Shock Waves 2003 Horror Movie Review
Horror movies Review
Shock Waves starts out promisingly enough, with a great intro about the Nazi ‘death corps’ and a girl who gets rescued after floating at sea in a dinghy. Things pretty much go downhill from here as a series of slow moving disappointing sequences follows, as the annoying characters are shipwrecked and are picked of one by one by the Nazi zombies. The death scenes were kind of anticlimactic. If these were scarier, gorier or more inventive the film would definitely benefit but I thought the concept of the film was just wasted. Shock Waves was a low budget horror movie with few special effects… actually not very special effects at all.
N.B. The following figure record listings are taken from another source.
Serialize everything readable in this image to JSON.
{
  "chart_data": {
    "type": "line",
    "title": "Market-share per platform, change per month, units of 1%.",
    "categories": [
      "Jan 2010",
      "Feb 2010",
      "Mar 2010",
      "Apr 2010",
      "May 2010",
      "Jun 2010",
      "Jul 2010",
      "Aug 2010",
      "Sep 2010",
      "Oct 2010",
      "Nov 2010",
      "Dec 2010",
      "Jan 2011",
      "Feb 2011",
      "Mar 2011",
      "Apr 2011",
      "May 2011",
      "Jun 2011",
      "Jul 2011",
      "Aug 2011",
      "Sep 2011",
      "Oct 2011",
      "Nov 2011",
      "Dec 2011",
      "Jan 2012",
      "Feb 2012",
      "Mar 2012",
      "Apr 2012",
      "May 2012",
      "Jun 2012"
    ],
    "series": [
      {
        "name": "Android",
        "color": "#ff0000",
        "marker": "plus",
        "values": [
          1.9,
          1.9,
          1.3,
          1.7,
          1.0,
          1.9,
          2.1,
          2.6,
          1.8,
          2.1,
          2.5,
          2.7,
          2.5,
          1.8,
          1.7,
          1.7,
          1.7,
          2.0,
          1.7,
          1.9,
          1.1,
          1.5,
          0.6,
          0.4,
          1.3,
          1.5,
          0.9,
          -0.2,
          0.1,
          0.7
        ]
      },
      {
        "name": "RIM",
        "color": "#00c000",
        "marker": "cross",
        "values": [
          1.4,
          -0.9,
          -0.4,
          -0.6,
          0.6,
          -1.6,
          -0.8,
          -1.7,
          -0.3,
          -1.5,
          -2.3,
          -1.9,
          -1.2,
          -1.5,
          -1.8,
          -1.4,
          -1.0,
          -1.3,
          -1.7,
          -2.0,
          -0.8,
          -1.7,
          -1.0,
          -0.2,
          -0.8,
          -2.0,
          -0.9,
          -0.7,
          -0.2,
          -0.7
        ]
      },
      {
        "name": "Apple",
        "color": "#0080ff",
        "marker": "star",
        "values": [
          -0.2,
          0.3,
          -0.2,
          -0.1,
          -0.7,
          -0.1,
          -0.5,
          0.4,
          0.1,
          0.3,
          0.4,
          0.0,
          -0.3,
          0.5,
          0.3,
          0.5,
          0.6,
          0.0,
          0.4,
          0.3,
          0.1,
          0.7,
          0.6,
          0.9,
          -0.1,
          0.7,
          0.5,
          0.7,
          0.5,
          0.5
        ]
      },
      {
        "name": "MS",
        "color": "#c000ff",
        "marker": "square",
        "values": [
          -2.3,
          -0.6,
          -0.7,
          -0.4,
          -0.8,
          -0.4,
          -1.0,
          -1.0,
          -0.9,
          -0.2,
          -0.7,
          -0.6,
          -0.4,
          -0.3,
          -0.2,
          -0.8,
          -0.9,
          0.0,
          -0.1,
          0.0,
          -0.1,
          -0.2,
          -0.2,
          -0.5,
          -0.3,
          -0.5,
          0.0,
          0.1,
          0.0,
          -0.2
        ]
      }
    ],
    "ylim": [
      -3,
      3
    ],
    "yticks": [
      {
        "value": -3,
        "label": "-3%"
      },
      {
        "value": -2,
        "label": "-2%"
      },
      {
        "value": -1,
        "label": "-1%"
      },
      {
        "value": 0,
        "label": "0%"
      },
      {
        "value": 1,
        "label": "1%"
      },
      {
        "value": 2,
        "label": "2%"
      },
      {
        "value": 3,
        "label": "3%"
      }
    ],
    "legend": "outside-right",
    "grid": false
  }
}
We’re talking half a dozen “zombies” which are basically people in Nazi uniforms holding their breath underwater. The cast apart from Brooke Adams (The Dead Zone) are unknowns, with guest appearances from horror legends John Carradine and Peter Cushing. The concept of underwater Nazi zombies is very interesting and was also used in to other films during the early 80’s with Oasis of the Zombies and Zombie Lake, I really haven’t seen either one of those films so I can’t really compare this with those two but I heard that this was the best out of the other two which share the same concept. When a boat cruise crashes into a deserted battleship they end up stranded on a deserted island that’s only inhabitant is Nazi doctor Peter Cushing who’s been living in an abandoned hotel for countless years. Things get even worse when it turns out the island is surrounded by some underwater, goggle-wearing Nazi super-soldier zombies that have come out of their watery graves to prey on them.
This low-budgeter has garnered a cult following since its 1976 release, the good thing is that it was decent and wasn’t half bad, while this isn’t the most exciting flick it’s still quite watchable thanks to director/co-writer Ken Wiederhorn (who’d go on to do Return Of The Living Dead Part II) who fills the movie with lots of striking images of the zombies rising from the water, stalking their prey and doing all the bad things Nazi zombies generally do. However the film was a bit talky and a bit slow going; but there’s enough here to make it worth a viewing and it also benefits from having genre veteran Peter Cushing in a side role (even if he’s really only on hand to help explain the plot). I was actually surprised by this dvd from Blue Underground which has more special features than expected, which is kind of strange for an obscure cult zombie flick. There’s a trailer, TV spots, radio spots, comprehensive still galleries (of posters, promo shots and production shots), a interview with co-star Luke Halpin and an enjoyable commentary track with Weiderhorn, Alan Ormsby (who did the make-up) and Fred Olen Ray. The picture quality was kind of weak, this only manages to be a step above video in the quality department with so-so clarity and a bunch of grain; but it’s the first time the film has been in widescreen and it’s been long out-of-print so I understand if the image wasn’t so good. Overall I would say that it was average, if you’re a hard core horror or zombie fan then you might be interested in watching this, enjoy.